What are your thoughts about dying technologies and/or the New Radio?

2011/01/04

Defining Terms: Copy-and-Paste vs Cargo-Cult

During WWII, in the South Pacific, major sea battles left many sinking cargo ships, whose cargo then floated to neighboring islands. Sufficiently advanced technology is indistinguishable from magic, and the inhabitants of these islands had been barely touched by the events of the 20th century so far, so they took the cargo as signs of gods who should be worshipped. Thus a cargo cult programmer is a person who takes the sample code as the work of a diety, not to be understood and changed but to sit, inviolate, in the code base.

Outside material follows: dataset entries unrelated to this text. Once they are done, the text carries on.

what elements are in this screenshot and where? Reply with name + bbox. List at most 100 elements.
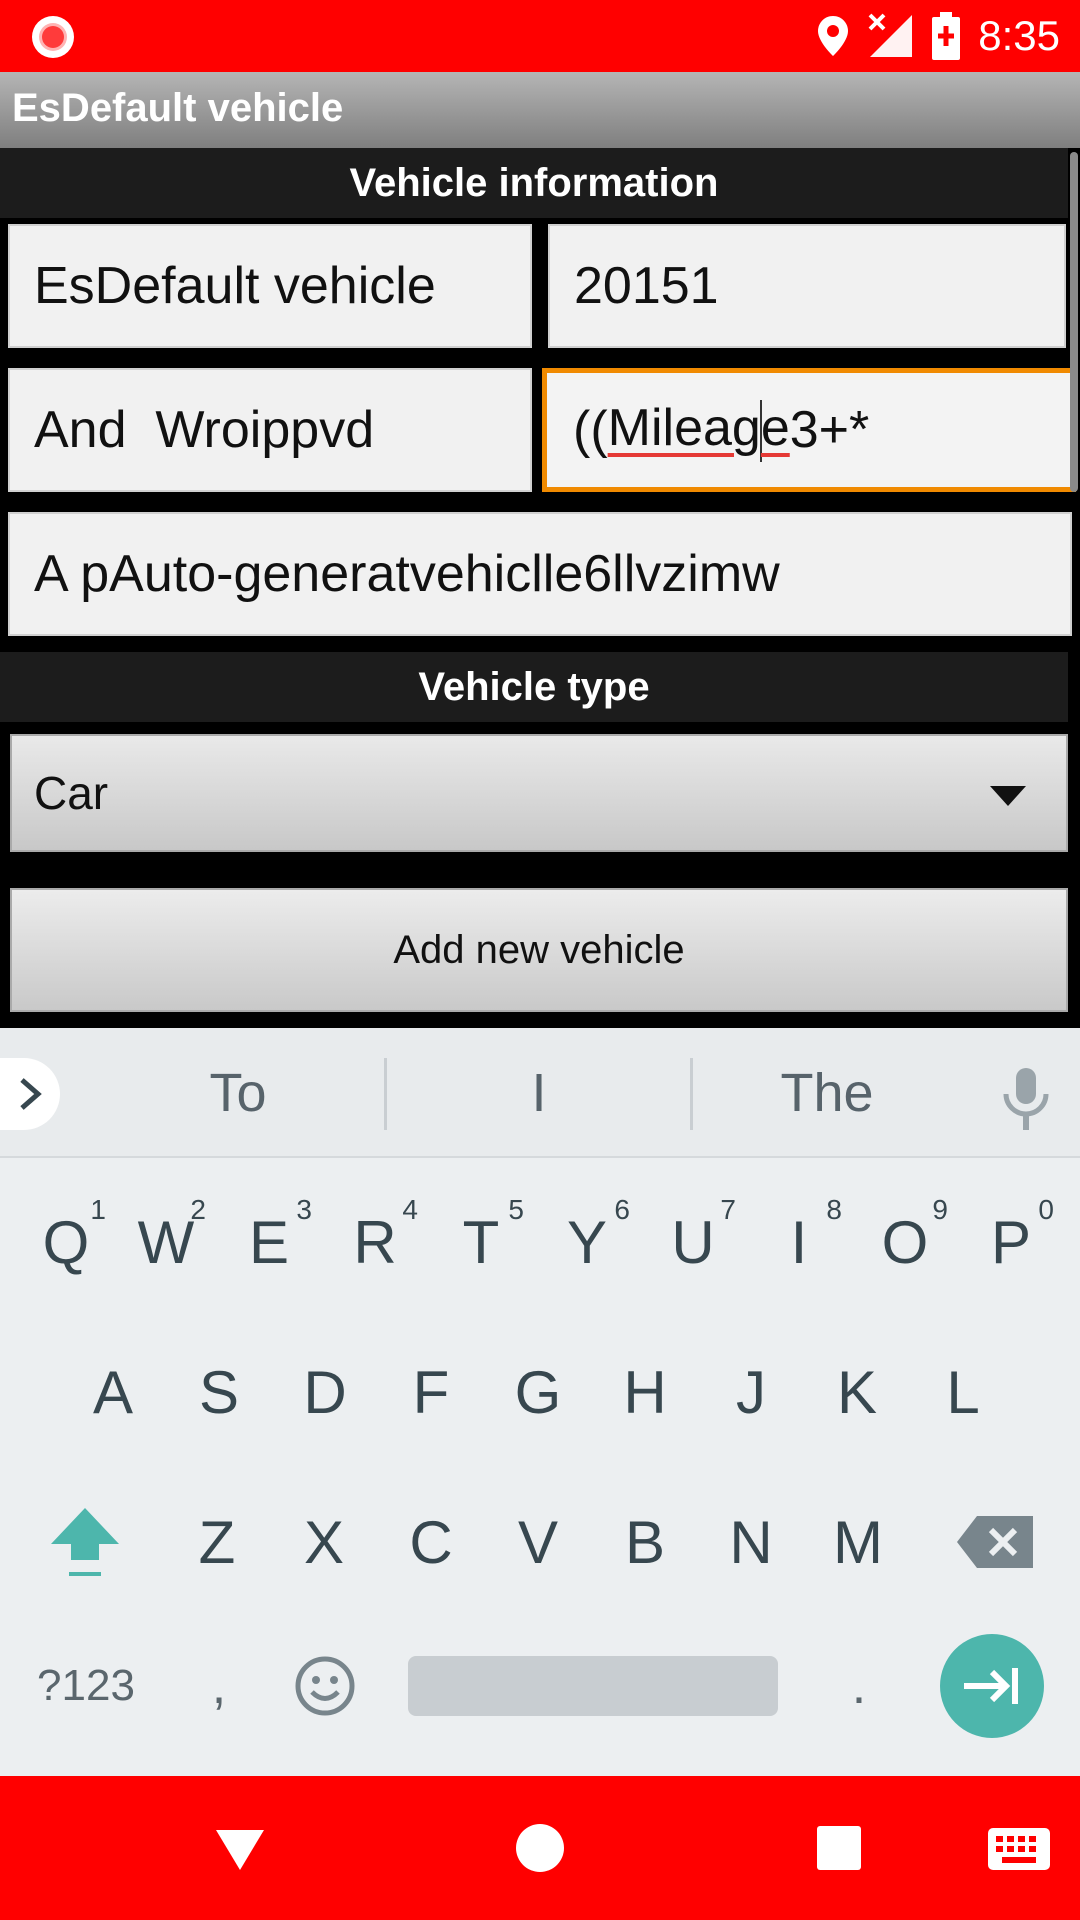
key-c[interactable]: C xyxy=(378,1468,484,1616)
mileage-prefix: (( xyxy=(573,401,608,459)
keyboard-switch-icon[interactable] xyxy=(988,1828,1050,1870)
record-icon xyxy=(32,16,74,58)
key-label: P xyxy=(990,1208,1032,1276)
key-j[interactable]: J xyxy=(698,1318,804,1466)
battery-charging-icon xyxy=(932,12,961,60)
key-t[interactable]: T5 xyxy=(428,1168,534,1316)
soft-keyboard: To I The Q1 W2 E3 R4 T5 Y6 U7 I8 O9 P0 A… xyxy=(0,1028,1080,1776)
suggestion-divider xyxy=(384,1058,387,1130)
key-n[interactable]: N xyxy=(698,1468,804,1616)
vehicle-type-selected: Car xyxy=(34,767,109,819)
suggestion-2[interactable]: I xyxy=(388,1028,690,1158)
expand-suggestions-button[interactable] xyxy=(0,1058,60,1130)
key-hint: 9 xyxy=(932,1194,948,1225)
key-x[interactable]: X xyxy=(270,1468,378,1616)
key-hint: 6 xyxy=(614,1194,630,1225)
vehicle-type-header: Vehicle type xyxy=(0,652,1068,722)
comma-key[interactable]: , xyxy=(166,1612,272,1760)
key-k[interactable]: K xyxy=(804,1318,910,1466)
key-l[interactable]: L xyxy=(910,1318,1016,1466)
key-label: I xyxy=(790,1208,808,1276)
key-label: T xyxy=(462,1208,500,1276)
mileage-misspelled-word: Mileage xyxy=(607,398,790,463)
suggestion-divider xyxy=(690,1058,693,1130)
key-hint: 4 xyxy=(402,1194,418,1225)
key-i[interactable]: I8 xyxy=(746,1168,852,1316)
key-u[interactable]: U7 xyxy=(640,1168,746,1316)
vehicle-description-field[interactable]: A pAuto-generatvehiclle6llvzimw xyxy=(8,512,1072,636)
key-hint: 2 xyxy=(190,1194,206,1225)
key-m[interactable]: M xyxy=(804,1468,912,1616)
key-h[interactable]: H xyxy=(592,1318,698,1466)
key-hint: 8 xyxy=(826,1194,842,1225)
key-e[interactable]: E3 xyxy=(216,1168,322,1316)
scrollbar[interactable] xyxy=(1070,152,1078,492)
vehicle-year-field[interactable]: 20151 xyxy=(548,224,1066,348)
key-label: Y xyxy=(566,1208,608,1276)
navigation-bar xyxy=(0,1776,1080,1920)
key-z[interactable]: Z xyxy=(164,1468,270,1616)
key-d[interactable]: D xyxy=(272,1318,378,1466)
period-key[interactable]: . xyxy=(806,1612,912,1760)
vehicle-information-header: Vehicle information xyxy=(0,148,1068,218)
location-icon xyxy=(818,16,849,56)
key-v[interactable]: V xyxy=(484,1468,592,1616)
app-title: EsDefault vehicle xyxy=(12,86,344,130)
key-f[interactable]: F xyxy=(378,1318,484,1466)
key-hint: 5 xyxy=(508,1194,524,1225)
key-label: U xyxy=(671,1208,715,1276)
space-key[interactable] xyxy=(408,1656,778,1716)
vehicle-make-field[interactable]: And Wroippvd xyxy=(8,368,532,492)
key-r[interactable]: R4 xyxy=(322,1168,428,1316)
vehicle-type-dropdown[interactable]: Car xyxy=(10,734,1068,852)
key-label: O xyxy=(881,1208,929,1276)
signal-off-icon xyxy=(868,13,913,57)
add-new-vehicle-button[interactable]: Add new vehicle xyxy=(10,888,1068,1012)
emoji-key[interactable] xyxy=(272,1612,378,1760)
key-p[interactable]: P0 xyxy=(958,1168,1064,1316)
key-hint: 7 xyxy=(720,1194,736,1225)
vehicle-mileage-field[interactable]: ((Mileage 3+* xyxy=(542,368,1076,492)
suggestion-strip: To I The xyxy=(0,1028,1080,1158)
key-w[interactable]: W2 xyxy=(116,1168,216,1316)
key-o[interactable]: O9 xyxy=(852,1168,958,1316)
app-bar: EsDefault vehicle xyxy=(0,72,1080,148)
chevron-right-icon xyxy=(20,1078,42,1110)
mileage-suffix: 3+* xyxy=(789,401,870,459)
suggestion-1[interactable]: To xyxy=(90,1028,386,1158)
status-time: 8:35 xyxy=(978,12,1060,59)
key-y[interactable]: Y6 xyxy=(534,1168,640,1316)
key-label: W xyxy=(137,1208,195,1276)
key-label: Q xyxy=(42,1208,90,1276)
keyboard-icon xyxy=(996,1836,1036,1863)
vehicle-description-value: A pAuto-generatvehiclle6llvzimw xyxy=(34,545,780,603)
home-icon[interactable] xyxy=(516,1824,564,1872)
key-s[interactable]: S xyxy=(166,1318,272,1466)
shift-key[interactable] xyxy=(30,1468,140,1616)
mileage-word-b: e xyxy=(760,398,790,457)
vehicle-make-value: And Wroippvd xyxy=(34,401,375,459)
key-b[interactable]: B xyxy=(592,1468,698,1616)
suggestion-3[interactable]: The xyxy=(694,1028,960,1158)
key-label: E xyxy=(248,1208,290,1276)
backspace-icon xyxy=(957,1516,1033,1568)
vehicle-name-value: EsDefault vehicle xyxy=(34,257,436,315)
key-a[interactable]: A xyxy=(60,1318,166,1466)
key-hint: 1 xyxy=(90,1194,106,1225)
mileage-word-a: Mileag xyxy=(607,398,761,457)
back-icon[interactable] xyxy=(216,1830,264,1870)
backspace-key[interactable] xyxy=(940,1468,1050,1616)
shift-arrow-icon xyxy=(51,1508,119,1576)
enter-key[interactable] xyxy=(940,1634,1044,1738)
key-hint: 3 xyxy=(296,1194,312,1225)
emoji-icon xyxy=(295,1656,355,1716)
key-g[interactable]: G xyxy=(484,1318,592,1466)
dropdown-arrow-icon xyxy=(990,786,1026,806)
symbols-key[interactable]: ?123 xyxy=(20,1612,152,1760)
vehicle-name-field[interactable]: EsDefault vehicle xyxy=(8,224,532,348)
next-field-icon xyxy=(964,1668,1018,1704)
key-q[interactable]: Q1 xyxy=(16,1168,116,1316)
recent-apps-icon[interactable] xyxy=(817,1826,861,1870)
microphone-icon[interactable] xyxy=(996,1064,1056,1134)
key-hint: 0 xyxy=(1038,1194,1054,1225)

In contrast, copy-and-paste programming is taking a solution for one case and copying it, pasting it, making a small change for the next case, and so on. If there's one line of change in a 20-line copied chunk, this means that there are 19 lines that are duplicated, and if there's a problem, 19 lines that have to be serially debugged and fixed wherever you left them, and you might easily forget many of them. It's better to pull as much as you can to a subroutine so if there's a bug, there is one and only one place you have to go to fix it.

Clearly, two anti-patterns you should try to avoid in your programming life, to be sure, but if you copy code from a website and paste it into your own program, you are not a copy-and-paste programmer. Please respect the distinction.